It was my second summer working for Reardan Grain Growers, the local grain storage co-op. The previous summer I had demonstrated that I could operate a shovel, so I was invited back early in the season to help the regular crew empty the grain elevators before harvest began. This primarily involved shoveling grain bins, and loading train cars before August when the wheat and barley trucks would start rolling in with another year’s crop. It was tough, dirty work, but the job paid well enough to finance another year of college, so I didn’t complain.
One of the new hires that summer was Hugh Harvey, a man who would be difficult for anyone to forget. Hugh was a lanky fellow in his early thirties, about six-foot-five, with a dirty blond mullet and a bushy mustache that traveled down his cheeks and extended to his neck. Dan, one of the full-timers, ironically named him “Little Huey,” which Hugh did not find amusing. He was a modern-day drifter, who picked up odd jobs as needed. That summer he needed some cash because his motorcycle broke down and as he put it, “Harley parts ain’t cheap.”
He was hired as one of the town elevator operators, and although his outward appearance was somewhat intimidating, he seemed like a good-natured guy, and he told great stories.

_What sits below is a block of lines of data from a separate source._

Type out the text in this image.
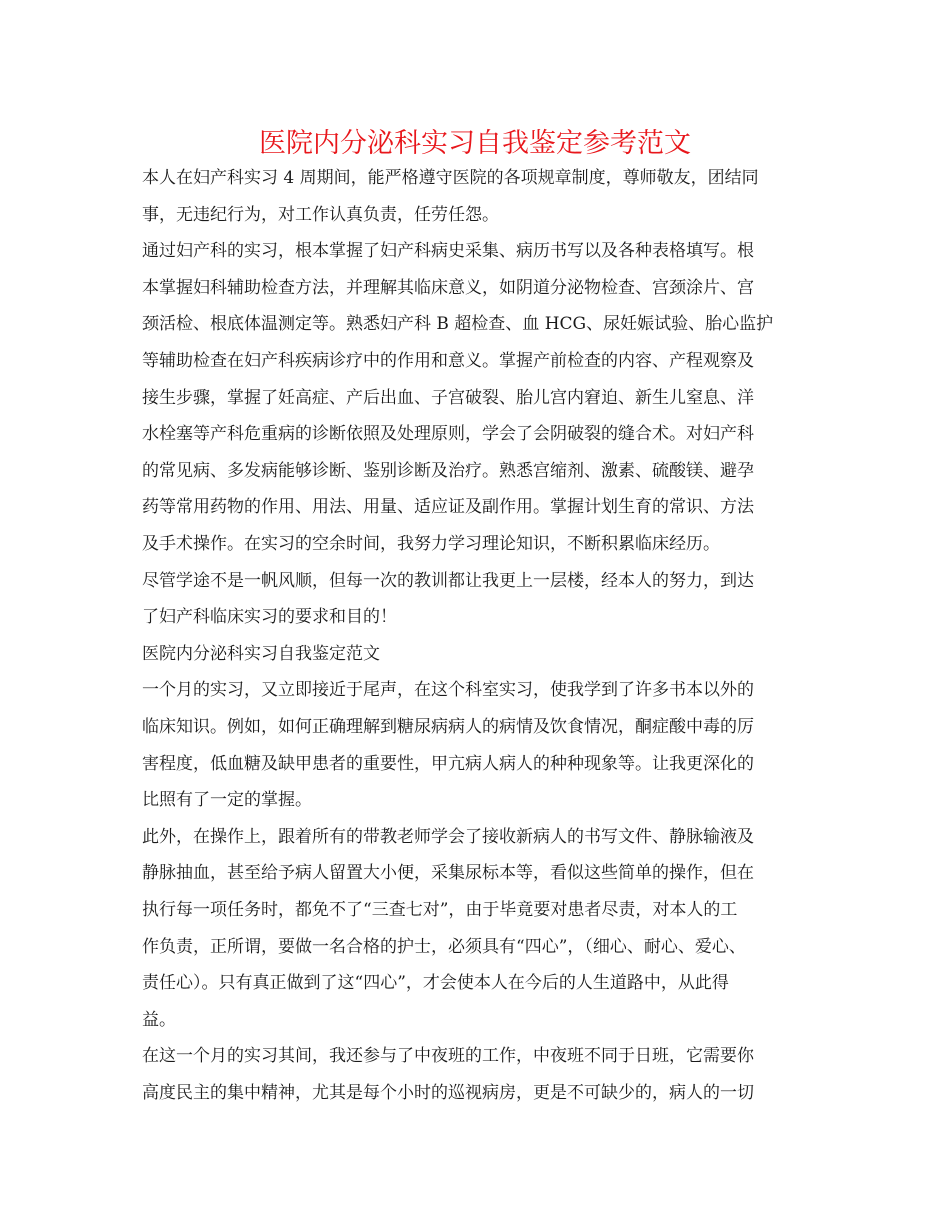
医院内分泌科实习自我鉴定参考范文
本人在妇产科实习 4 周期间，能严格遵守医院的各项规章制度，尊师敬友，团结同
事，无违纪行为，对工作认真负责，任劳任怨。
通过妇产科的实习，根本掌握了妇产科病史采集、病历书写以及各种表格填写。根
本掌握妇科辅助检查方法，并理解其临床意义，如阴道分泌物检查、宫颈涂片、宫
颈活检、根底体温测定等。熟悉妇产科 B 超检查、血 HCG、尿妊娠试验、胎心监护
等辅助检查在妇产科疾病诊疗中的作用和意义。掌握产前检查的内容、产程观察及
接生步骤，掌握了妊高症、产后出血、子宫破裂、胎儿宫内窘迫、新生儿窒息、洋
水栓塞等产科危重病的诊断依照及处理原则，学会了会阴破裂的缝合术。对妇产科
的常见病、多发病能够诊断、鉴别诊断及治疗。熟悉宫缩剂、激素、硫酸镁、避孕
药等常用药物的作用、用法、用量、适应证及副作用。掌握计划生育的常识、方法
及手术操作。在实习的空余时间，我努力学习理论知识，不断积累临床经历。
尽管学途不是一帆风顺，但每一次的教训都让我更上一层楼，经本人的努力，到达
了妇产科临床实习的要求和目的！
医院内分泌科实习自我鉴定范文
一个月的实习，又立即接近于尾声，在这个科室实习，使我学到了许多书本以外的
临床知识。例如，如何正确理解到糖尿病病人的病情及饮食情况，酮症酸中毒的厉
害程度，低血糖及缺甲患者的重要性，甲亢病人病人的种种现象等。让我更深化的
比照有了一定的掌握。
此外，在操作上，跟着所有的带教老师学会了接收新病人的书写文件、静脉输液及
静脉抽血，甚至给予病人留置大小便，采集尿标本等，看似这些简单的操作，但在
执行每一项任务时，都免不了“三查七对”，由于毕竟要对患者尽责，对本人的工
作负责，正所谓，要做一名合格的护士，必须具有“四心”，（细心、耐心、爱心、
责任心）。只有真正做到了这“四心”，才会使本人在今后的人生道路中，从此得
益。
在这一个月的实习其间，我还参与了中夜班的工作，中夜班不同于日班，它需要你
高度民主的集中精神，尤其是每个小时的巡视病房，更是不可缺少的，病人的一切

One of my first encounters with Hugh was just outside the seed house, where we were waiting for a bin to empty before going in to shovel out the bottom. He was telling me the tale of how he quit the Ghostriders motorcycle gang because they were a bunch of kittens. Now, he didn’t actually say “kittens” but I think you get the idea. Hugh didn’t respect that their former gang leader plead guilty to manslaughter to avoid a first degree murder charge, nor that he narced on some of his friends as part of the deal.
Before he got into the details of the story, Hugh noticed a praying mantis innocently crawling nearby. He picked up the large green insect and held it in front of me. I wondered what he would do next as the creature’s spindly legs wiggled wildly near my face.
“Watch this,” he said as he opened his mouth and prepared to bite the head off the live insect in a demonstration of equal parts machismo, stupidity, and cruelty.
Then he thought twice and yelled out, “Hey, you guys want to see me eat this bugger?” He didn’t actually say “bugger,” but he did get the attention the rest of the crew. Three other part-timers, Dan, and even the foreman, Doug, came over to enjoy the show.
With a full audience, Hugh told his victim, “Yeah, you better start praying!”
Then he laughed with his typical series of deep chortles, opened his mouth wide, and moved the helpless insect towards its doom. At the last moment, as Hugh’s crooked teeth were about to bite down, the praying mantis rotated its head around and clenched onto Hugh’s upper lip with its powerful mandibles. The big man howled and shook his head side to side, but the mantis wouldn’t release its grip on his lip – it just flopped back and forth slapping both sides of his face. Finally, he pulled it off with his hand, threw it to the ground and tried to squish it under the heel of his cowboy boot, but it scurried to safety under the nearby steps.
“The little bastard bit me!” he cried incredulously at the reversal of fates.
A trickle of blood streamed down his chin. There was a moment of silence but then I burst out laughing. I couldn’t help myself and neither could anyone else. Soon everyone was practically falling down in hysterics. Dan was laughing so hard he was overtaken by his smoker’s cough and had to sit down to catch his breath. Hugh was cursing, spitting blood, and vowing revenge as he looked under the steps for his new enemy.
Once the foreman Doug could finally speak again, he said, “I guess prayers are answered.”
This set off another round of hilarity. Dan was laughing and coughing so hard he couldn’t breathe. He began turning red, then purple, and then passed out from a lack of oxygen. He tumbled forward and hit his head on a rock. I thought Dan was about to die, but everyone else just started laughing even harder. Even Hugh began chuckling after seeing Dan crack his skull. I ran over to check on the poor guy. Luckily, Dan was breathing again.
He grabbed his injured head as he rolled on the ground and moaned, “Who hit me?”
Apparently there’s nothing quite as funny as another’s misfortune, because once again the men erupted in laughter.
Moments like this helped motivate me to continue my education.